A Monumental Meeting of Two Weird Dudes

By Skip Sheffield

Elvis Presley was one strange dude. Richard M. Nixon was even stranger. How fitting that the two odd ducks should meet in “Elvis and Nixon,” a new film by Liza Johnson. The script, written by Joey and Hanala Sagal, imagines the circumstances around the historic meeting of Elvis Presley and Nixon in December, 1970. The photograph taken of the meeting is the most requested image in the National Archives.
Playing Elvis is Michael Shannon, a man who looks not a bit like the King of Rock ‘n’ Roll. Likewise Kevin Spacey does not much resemble Richard Nixon. For one thing, he is much better-looking.
None of this really matters, because “Elvis & Nixon” is played for laughs. Elvis by that point was one the down side of his career. The Memphis, Tennessee native was deeply conservative, despite his flamboyant lifestyle. Elvis was convinced America was going to Hell because of loose morals and rampant use of drugs.
Similarly Nixon was a hardcore right-winger who was contemptuous of the free love hippie lifestyle. The trick was getting these two characters together. Elvis was used to getting his way, and it never occurred to him getting an audience with the U.S. President might take some doing. Elvis imagined himself to be a perfect candidate for “Federal Agent at Large;” a post that did not exist. Enter Elvis’s handlers Jerry Schilling (Alex Pettyfer) and Sonny (Johnny Knoxville). These guys knew Elvis better than he knew himself.

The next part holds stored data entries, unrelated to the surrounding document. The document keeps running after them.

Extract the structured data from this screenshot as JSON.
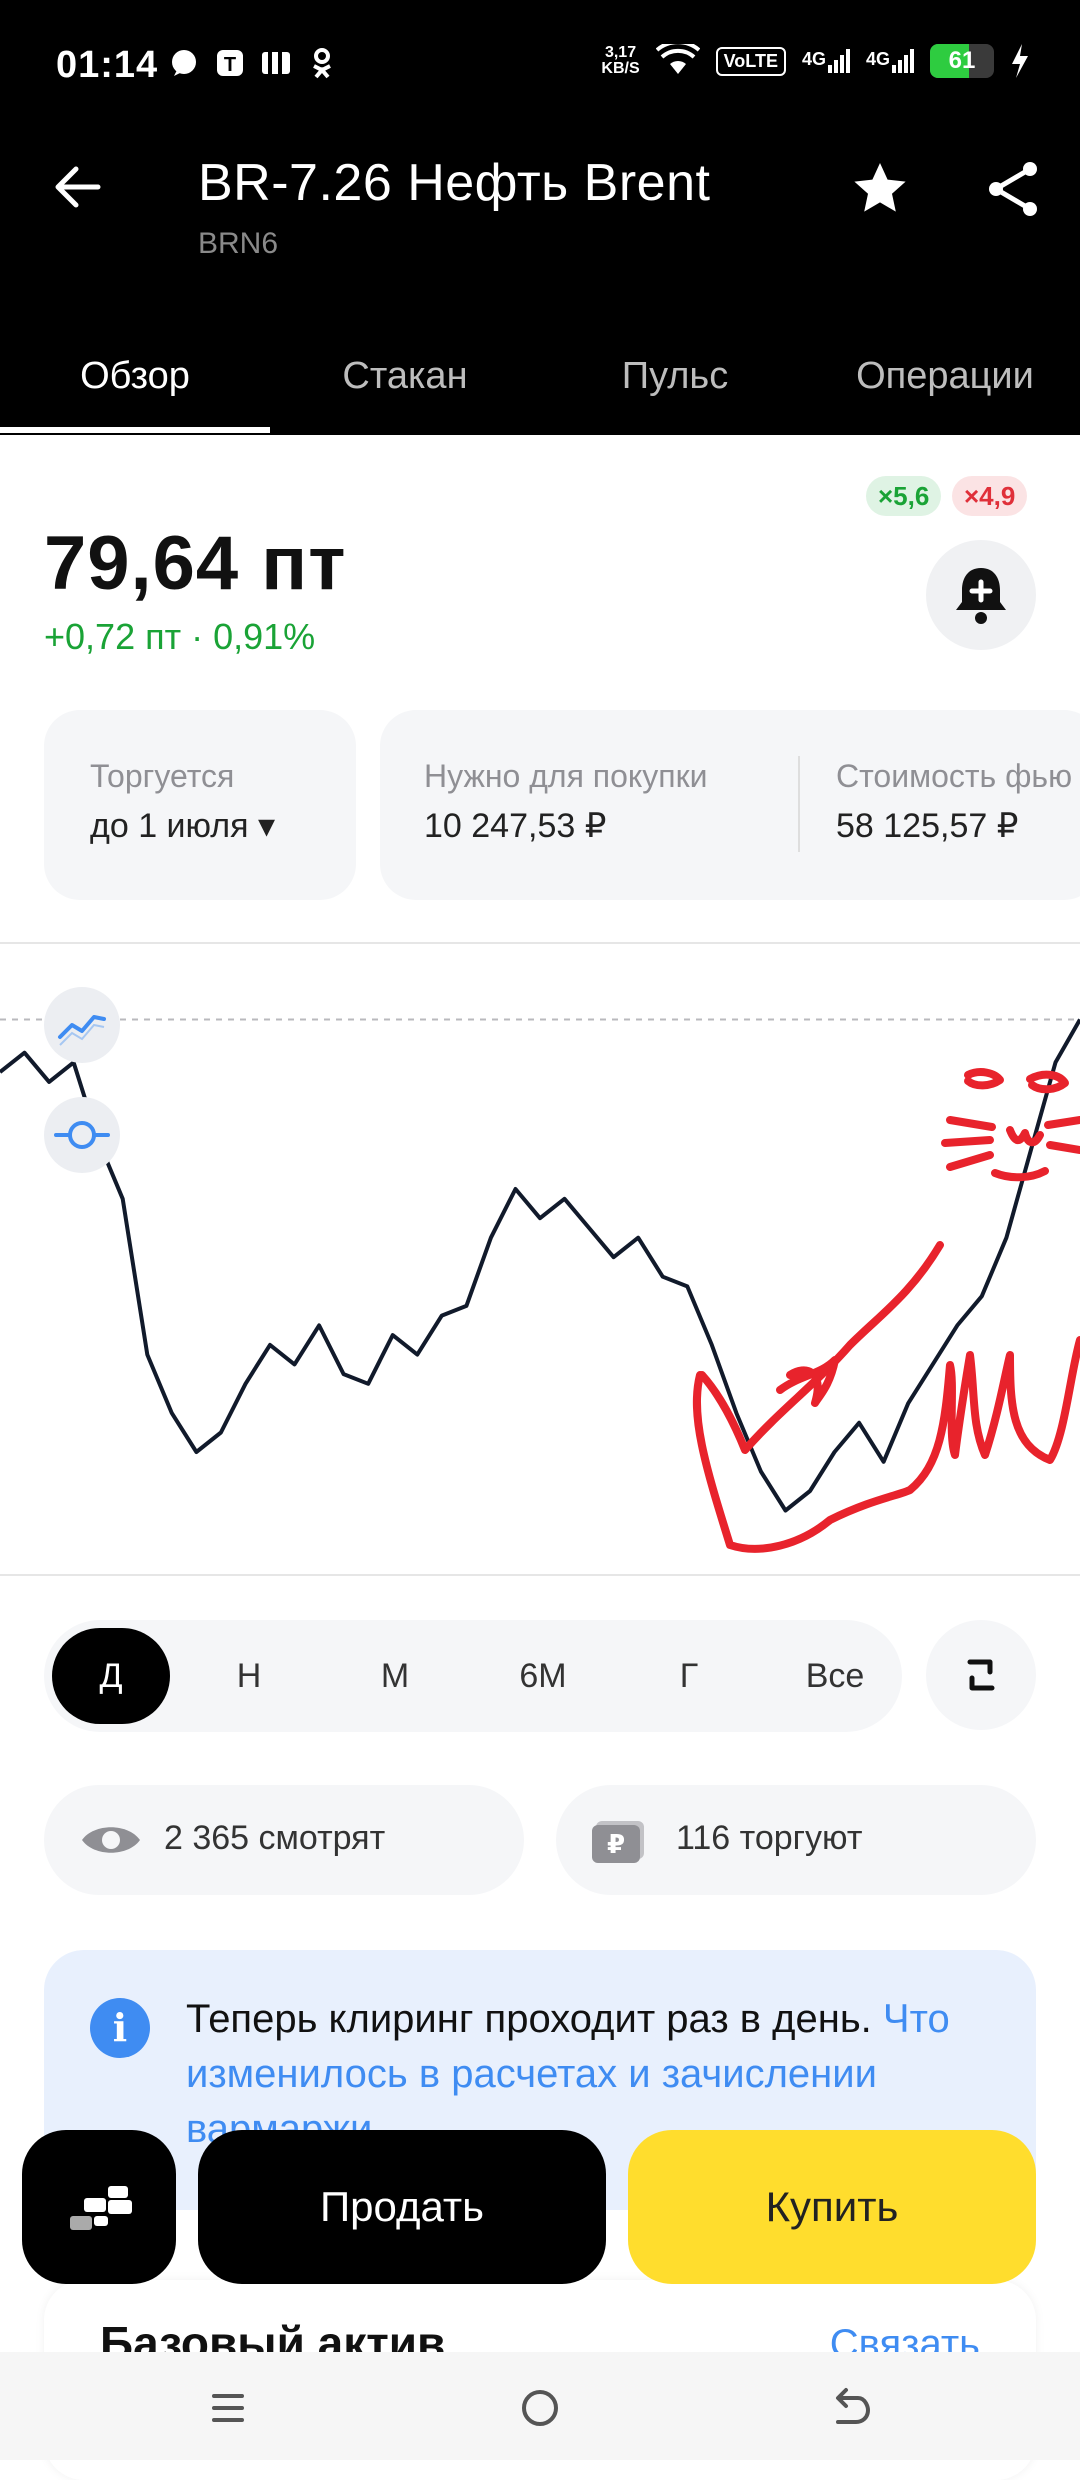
{
  "status_bar": {
    "time": "01:14",
    "net_speed_top": "3,17",
    "net_speed_bottom": "KB/S",
    "volte": "VoLTE",
    "net1": "4G",
    "net2": "4G",
    "battery": "61",
    "battery_level": 0.61
  },
  "header": {
    "title": "BR-7.26 Нефть Brent",
    "ticker": "BRN6"
  },
  "tabs": [
    "Обзор",
    "Стакан",
    "Пульс",
    "Операции"
  ],
  "active_tab": "Обзор",
  "leverage": {
    "long": "×5,6",
    "short": "×4,9"
  },
  "price": {
    "value": "79,64 пт",
    "change": "+0,72 пт · 0,91%"
  },
  "info_cards": [
    {
      "label": "Торгуется",
      "value": "до 1 июля ▾"
    },
    {
      "label": "Нужно для покупки",
      "value": "10 247,53 ₽"
    },
    {
      "label": "Стоимость фью",
      "value": "58 125,57 ₽"
    }
  ],
  "chart_data": {
    "type": "line",
    "series": [
      {
        "values": [
          79.1,
          79.3,
          79.0,
          79.2,
          78.4,
          77.8,
          76.2,
          75.6,
          75.2,
          75.4,
          75.9,
          76.3,
          76.1,
          76.5,
          76.0,
          75.9,
          76.4,
          76.2,
          76.6,
          76.7,
          77.4,
          77.9,
          77.6,
          77.8,
          77.5,
          77.2,
          77.4,
          77.0,
          76.9,
          76.3,
          75.6,
          75.0,
          74.6,
          74.8,
          75.2,
          75.5,
          75.1,
          75.7,
          76.1,
          76.5,
          76.8,
          77.4,
          78.3,
          79.2,
          79.64
        ]
      }
    ],
    "reference_line": 79.64,
    "grid": false
  },
  "periods": [
    "Д",
    "Н",
    "М",
    "6М",
    "Г",
    "Все"
  ],
  "active_period": "Д",
  "stats": {
    "watching": "2 365 смотрят",
    "trading": "116 торгуют"
  },
  "notice": {
    "text": "Теперь клиринг проходит раз в день.",
    "link": "Что изменилось в расчетах и зачислении вармаржи"
  },
  "actions": {
    "sell": "Продать",
    "buy": "Купить"
  },
  "base_asset": {
    "title": "Базовый актив",
    "link": "Связать"
  },
  "colors": {
    "accent": "#ffdd2d",
    "positive": "#1aa336",
    "negative": "#e0303a",
    "link": "#3f8cf2"
  }
}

On the side of the President were yes-men Egil Krogh (Colin Hanks) and Dwight Chapin (Evan Peters). They knew better than Nixon what was good for his public image.

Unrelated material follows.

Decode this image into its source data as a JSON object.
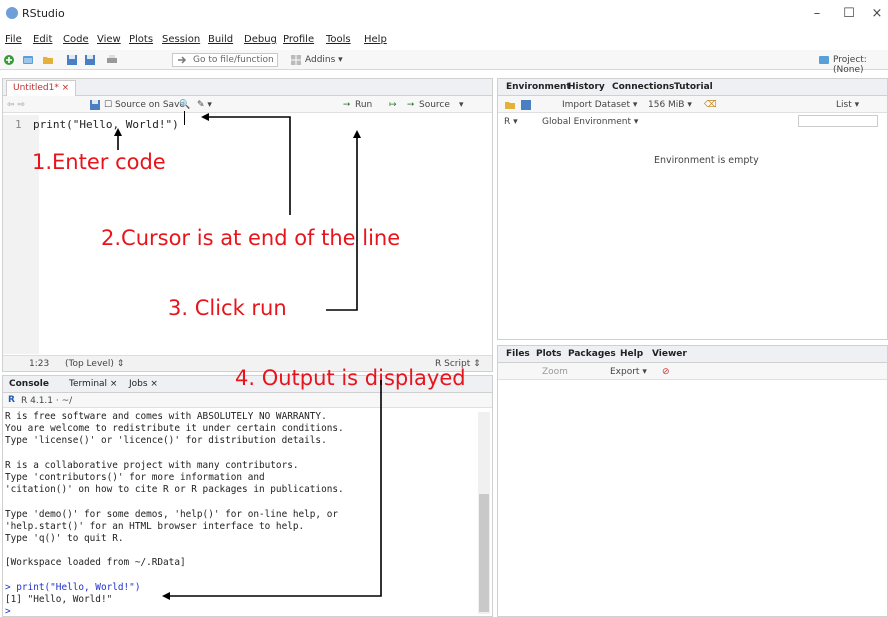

It is one of my life’s regrets I never got to see Elvis perform. I could have gone to what turned out to be his last Florida appearance at West Palm Beach Auditorium. I just didn’t care.
Likewise I never saw Nixon in the flesh. I don’t think I missed much.

Liza Johnson has a playful sense of history and a keen sense of ironic comedy. Historical accuracy be damned, “Elvis and Nixon” is good fun.